Event



Special Condensed Matter seminar: "Topological materials science"

Claudia Felser (Director, Max Planck Institute Chemical Physics of Solids, Dresden)
- | David Rittenhouse Laboratory A8

Topology, a mathematical concept, recently became a hot and truly transdisciplinary topic in condensed matter physics, solid state chemistry and materials science. Since there is a direct connection between real space: atoms, valence electrons, bonds and orbitals, and reciprocal space: bands, Fermi surfaces and Berry curvature, a simple classification of topological materials in a single particle picture should be possible [1]. Binary phosphides are an ideal material class for a systematic study of Dirac, Weyl and new Fermion physics, since these compounds can be grown as high-quality single crystals. A new class of topological phases that have Weyl points was also predicted in the family that includes NbP, NbAs. TaP, MoP and WP2. [3-5]. Beyond Weyl and Dirac, new fermions can be identified in compounds that have linear and quadratic 3-, 6- and 8- band crossings that are stabilized by space group symmetries [2]. Crystals of chiral topological materials CoSi, AlPt and RhSi were investigated by angle resolved photoemission and show giant unusual helicoid Fermi arcs with topological charges of ±2 [6,7]. In agreement with the chiral crystal structure two different chiral surface states are observed. A quantized photogalvanic effect was observed in RhSi [8]. In magnetic materials the Berry curvature and the classical anomalous Hall (AHE) and spin Hall effect (SHE) helps to identify potentially interesting candidates. As a consequence, the magnetic Heusler compounds have already been identified as Weyl semimetals: for example, Co2YZ [9-11], and Co3Sn2S2 [12]. The Anomalous Hall angle also helps to identify materials in which a QAHE should be possible in thin films. Heusler compounds with non-collinear magnetic structures also possess real-space topological states in the form of magnetic antiskyrmions, which have not yet been observed in other materials [13].

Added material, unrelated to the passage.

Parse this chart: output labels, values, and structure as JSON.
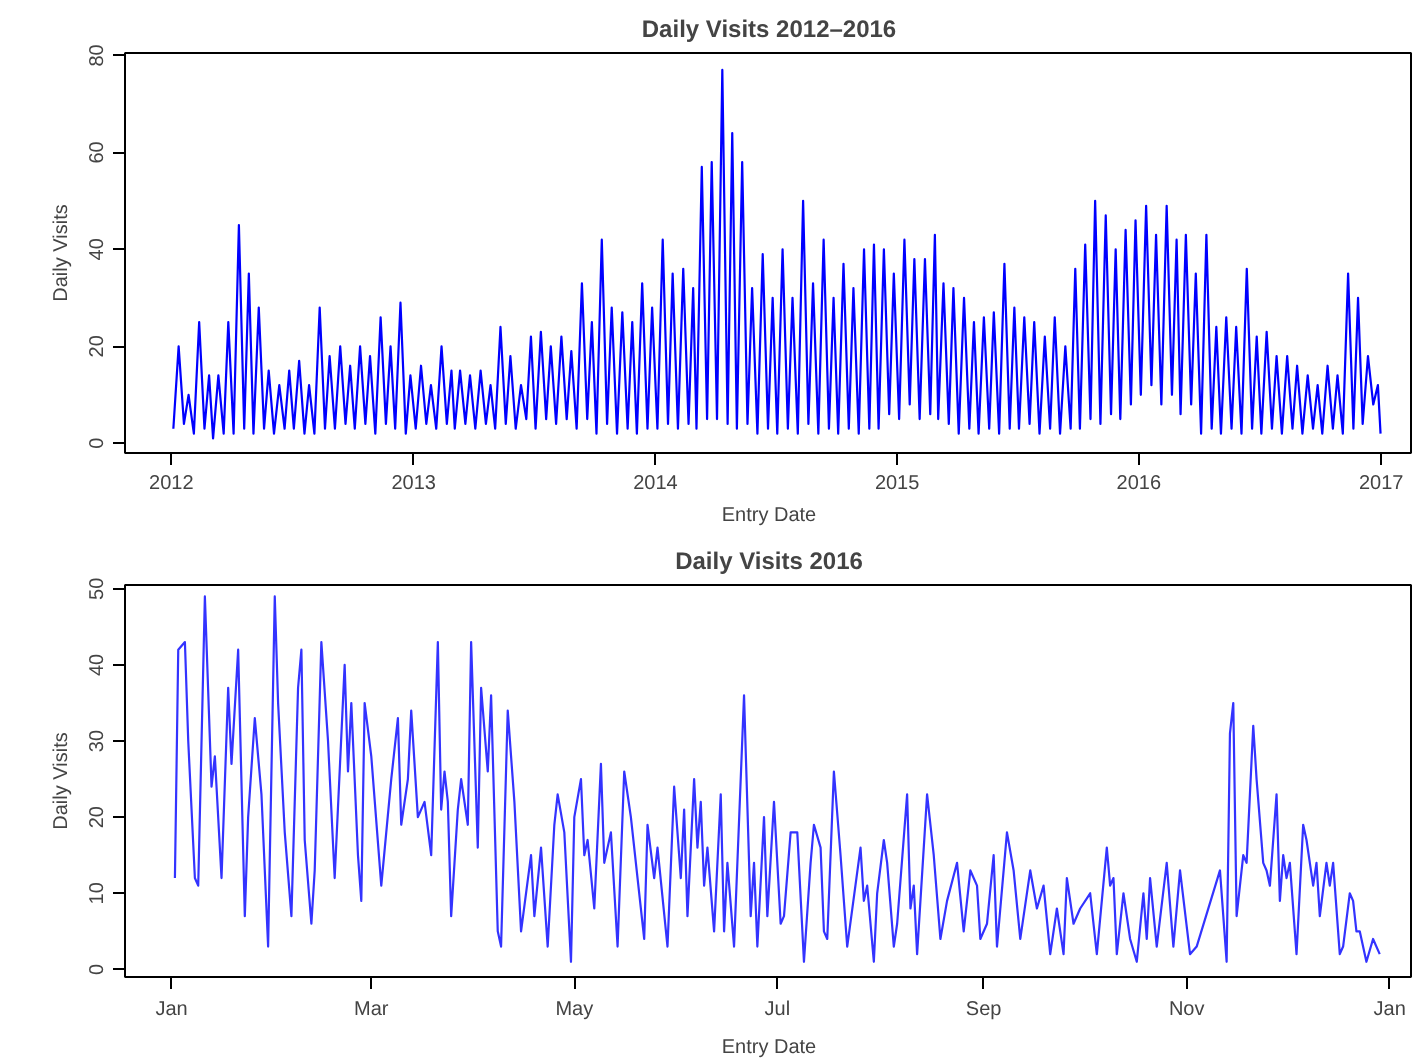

Note: References are in the pdf file.

Short Bio for the speaker:

Claudia Felser studied chemistry and physics at the University of Cologne (Germany, completing there both her diploma in solid state chemistry (1989) and her doctorate in physical chemistry (1994). After postdoctoral fellowships at the Max Planck Institute in Stuttgart (Germany) and the CNRS in Nantes (France), she joined the University of Mainz (Germany) in 1996 becoming a full professor there in 2003. She is currently Director at the Max Planck Institute for Chemical Physics of Solids in Dresden (Germany). Her research focuses are the design and discovery of novel inorganic compounds, in particular, Heusler compounds for multiple applications and new topological quantum materials. Felser was honored as a Distinguished Lecturer of the IEEE Magnetics Society in 2011 and in 2017 she received an ERC Advanced grant. In 2019, she was awarded the APS James C. McGroddy Prize for New Materials together with Bernevig, Dai and in 2014 the Alexander M. Cruickshank Lecturer Award of the Gordon Research Conference, and received a SUR-grant Award from IBM. In 2014 she received the Tsungmin Tu Research Prize from the Ministry of Science and Technology of Taiwan, the highest academic honor granted to foreign researchers in Taiwan. She is a Fellow of the American Physical Society and the Institute of Physics, London and since 2018 a member of the Leopoldina, the German National Academy of Sciences.